100     Nessuna altra donna starebbe così, con cuore ostinato,
         lontana dal proprio marito, che sofferti molti dolori 
         tornasse al ventesimo anno nella terra dei padri: 
         ma il tuo cuore è sempre più duro di un sasso».
        Gli rispose allora la saggia Penelope:
105    «Figlio mio, nel petto il mio animo è attonito
        e non posso parlare né fare domande 
        o guardare diritto il suo volto. Se veramente
        è Odisseo e a casa è tornato, certo noi due
        ci riconosceremo anche meglio: perché anche noi 
110    abbiamo dei segni, che noi soli sappiamo, nascosti agli estranei».


COMMENTO:
In questo passo dell'Odissea, Penelope viene avvisata del fatto che suo marito Ulisse fosse rientrato ad Itaca dopo venti lunghi anni; lei resta comunque scettica mostrandosi distaccata e fredda, poichè non aveva alcuna prova che fosse realmente Ulisse. Il collegamento alla "staticità" si ha con la fermezza d'animo di Penelope, che per tutto questo tempo ha aspettato il marito, senza concedersi ai Proci (pretendenti alla sua mano), promettendo di scegliere tra loro uno sposo, non appena finito una tela per il suocero che tesseva di giorno e disfaceva la notte.

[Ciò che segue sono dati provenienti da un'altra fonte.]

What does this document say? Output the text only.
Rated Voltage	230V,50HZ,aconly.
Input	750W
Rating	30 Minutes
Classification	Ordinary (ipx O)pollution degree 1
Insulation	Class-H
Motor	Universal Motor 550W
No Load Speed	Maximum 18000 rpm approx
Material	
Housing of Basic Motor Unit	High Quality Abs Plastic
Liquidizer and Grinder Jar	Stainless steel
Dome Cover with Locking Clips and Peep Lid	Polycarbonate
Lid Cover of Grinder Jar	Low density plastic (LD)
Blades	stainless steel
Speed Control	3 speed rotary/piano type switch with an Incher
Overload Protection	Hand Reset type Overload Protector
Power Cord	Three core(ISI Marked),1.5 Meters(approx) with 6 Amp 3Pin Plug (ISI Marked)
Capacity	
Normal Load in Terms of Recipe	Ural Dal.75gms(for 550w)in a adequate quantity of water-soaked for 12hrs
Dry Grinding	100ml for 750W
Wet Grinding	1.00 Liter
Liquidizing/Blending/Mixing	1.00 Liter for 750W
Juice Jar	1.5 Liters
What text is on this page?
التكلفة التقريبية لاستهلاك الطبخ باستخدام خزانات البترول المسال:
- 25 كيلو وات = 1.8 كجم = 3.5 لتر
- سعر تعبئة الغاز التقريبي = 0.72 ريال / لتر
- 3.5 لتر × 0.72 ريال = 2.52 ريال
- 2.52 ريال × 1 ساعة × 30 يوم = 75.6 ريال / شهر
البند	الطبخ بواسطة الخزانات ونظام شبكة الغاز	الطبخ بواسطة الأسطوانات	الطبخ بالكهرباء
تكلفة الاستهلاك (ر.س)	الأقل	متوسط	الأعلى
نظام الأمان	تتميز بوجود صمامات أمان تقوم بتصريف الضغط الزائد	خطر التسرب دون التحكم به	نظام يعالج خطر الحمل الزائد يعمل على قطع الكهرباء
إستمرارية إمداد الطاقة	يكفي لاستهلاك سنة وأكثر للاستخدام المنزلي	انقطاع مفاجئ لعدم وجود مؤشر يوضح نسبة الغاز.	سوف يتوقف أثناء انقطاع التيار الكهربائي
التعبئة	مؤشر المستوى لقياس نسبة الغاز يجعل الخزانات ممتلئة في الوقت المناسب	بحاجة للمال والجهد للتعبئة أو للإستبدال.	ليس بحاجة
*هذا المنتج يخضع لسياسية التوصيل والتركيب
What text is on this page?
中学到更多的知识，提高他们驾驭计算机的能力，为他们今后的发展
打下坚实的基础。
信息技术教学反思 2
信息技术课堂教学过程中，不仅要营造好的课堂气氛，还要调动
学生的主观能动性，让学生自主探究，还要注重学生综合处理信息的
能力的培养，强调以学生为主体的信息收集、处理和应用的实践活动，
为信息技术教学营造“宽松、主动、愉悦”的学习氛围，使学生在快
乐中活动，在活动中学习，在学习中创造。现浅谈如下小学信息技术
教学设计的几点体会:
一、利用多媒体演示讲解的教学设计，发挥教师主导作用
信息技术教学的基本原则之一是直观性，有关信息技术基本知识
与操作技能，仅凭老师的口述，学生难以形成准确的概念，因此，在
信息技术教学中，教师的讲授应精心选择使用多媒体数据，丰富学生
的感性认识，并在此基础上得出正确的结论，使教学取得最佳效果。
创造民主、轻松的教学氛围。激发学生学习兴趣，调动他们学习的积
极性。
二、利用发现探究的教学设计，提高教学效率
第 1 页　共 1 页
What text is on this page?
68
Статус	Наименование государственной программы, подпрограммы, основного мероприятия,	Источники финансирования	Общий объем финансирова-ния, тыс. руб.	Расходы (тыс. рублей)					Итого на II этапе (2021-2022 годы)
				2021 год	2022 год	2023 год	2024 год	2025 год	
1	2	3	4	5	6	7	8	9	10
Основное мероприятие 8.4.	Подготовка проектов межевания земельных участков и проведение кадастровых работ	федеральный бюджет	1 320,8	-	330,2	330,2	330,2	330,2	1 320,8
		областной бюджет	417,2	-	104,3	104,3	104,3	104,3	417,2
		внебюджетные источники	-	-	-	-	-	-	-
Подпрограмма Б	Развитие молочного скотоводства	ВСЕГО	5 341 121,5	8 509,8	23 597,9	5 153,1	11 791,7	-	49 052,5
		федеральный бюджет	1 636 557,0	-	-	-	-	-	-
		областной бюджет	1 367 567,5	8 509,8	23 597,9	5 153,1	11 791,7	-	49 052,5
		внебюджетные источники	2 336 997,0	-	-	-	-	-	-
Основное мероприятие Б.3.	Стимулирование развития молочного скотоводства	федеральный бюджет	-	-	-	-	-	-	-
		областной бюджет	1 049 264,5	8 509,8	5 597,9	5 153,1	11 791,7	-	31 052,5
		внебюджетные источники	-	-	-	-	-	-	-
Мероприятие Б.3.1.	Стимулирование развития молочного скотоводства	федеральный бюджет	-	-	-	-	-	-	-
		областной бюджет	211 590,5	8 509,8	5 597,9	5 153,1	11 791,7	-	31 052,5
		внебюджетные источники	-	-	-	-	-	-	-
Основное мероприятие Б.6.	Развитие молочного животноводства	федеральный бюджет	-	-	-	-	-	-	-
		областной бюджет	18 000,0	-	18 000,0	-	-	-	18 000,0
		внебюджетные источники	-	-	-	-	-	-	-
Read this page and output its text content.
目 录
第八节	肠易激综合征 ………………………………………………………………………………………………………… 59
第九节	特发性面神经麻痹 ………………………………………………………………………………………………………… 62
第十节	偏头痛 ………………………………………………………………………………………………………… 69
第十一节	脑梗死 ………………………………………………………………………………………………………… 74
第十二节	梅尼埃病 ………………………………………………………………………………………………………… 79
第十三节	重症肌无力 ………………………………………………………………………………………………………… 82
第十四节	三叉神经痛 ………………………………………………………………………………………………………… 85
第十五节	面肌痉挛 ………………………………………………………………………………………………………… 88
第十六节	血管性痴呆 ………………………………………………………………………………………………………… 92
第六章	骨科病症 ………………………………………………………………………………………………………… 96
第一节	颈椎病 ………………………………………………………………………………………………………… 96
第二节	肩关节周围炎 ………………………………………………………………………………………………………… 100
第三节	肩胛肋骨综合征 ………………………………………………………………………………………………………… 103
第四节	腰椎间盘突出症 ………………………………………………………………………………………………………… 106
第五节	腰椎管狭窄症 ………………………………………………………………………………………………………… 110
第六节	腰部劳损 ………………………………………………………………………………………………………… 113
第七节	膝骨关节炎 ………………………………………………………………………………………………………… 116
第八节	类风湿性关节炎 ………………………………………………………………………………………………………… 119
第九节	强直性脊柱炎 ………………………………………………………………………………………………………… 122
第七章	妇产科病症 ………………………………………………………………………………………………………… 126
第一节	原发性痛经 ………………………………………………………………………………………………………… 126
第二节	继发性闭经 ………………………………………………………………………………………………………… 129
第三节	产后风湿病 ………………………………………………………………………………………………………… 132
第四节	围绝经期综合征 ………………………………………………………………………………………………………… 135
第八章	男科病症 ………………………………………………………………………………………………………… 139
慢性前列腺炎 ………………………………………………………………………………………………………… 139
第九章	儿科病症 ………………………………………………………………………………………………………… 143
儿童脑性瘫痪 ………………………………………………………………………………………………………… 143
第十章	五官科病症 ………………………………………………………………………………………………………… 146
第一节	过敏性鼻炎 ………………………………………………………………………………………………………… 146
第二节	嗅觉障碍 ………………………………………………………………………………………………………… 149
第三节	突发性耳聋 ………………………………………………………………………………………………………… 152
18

Fonte: Odissea di Omero (trad. in italiano di G.A.Privitera)


lunedì 2 novembre 2015

Parmenide e la filosofia dell'essere


Il filosofo che per primo mette a tema esplicitamente il concetto di essere è Parmenide di Elea (VI-V secolo a.C.); l'esordio della riflessione filosofica sull'essere si esprime mediante una lapidaria formula, la più antica testimonianza in materia: « è e non è possibile che non sia ... non è ed è necessario che non sia ».
Parmenide nota come l'essere sia unico e non possano esserci due esseri perché se uno è l'essere, e l'altro non è il primo, allora è non-essereParmenide vive drammaticamente il conflitto, vede che il mondo è molteplice, ma la ragione e il compito del filosofo gli impediscono di crederci: egli non si fida dei sensi ma solo della ragione, e afferma perciò che il divenire, il mondo, e la vita, sono tutte illusioni. C'è un solo essere, statico, uno, eterno, indivisibile, ossia uguale a sé stesso nello spazio e nel tempo perché diversamente, differenziandosi, sarebbe il non-essere.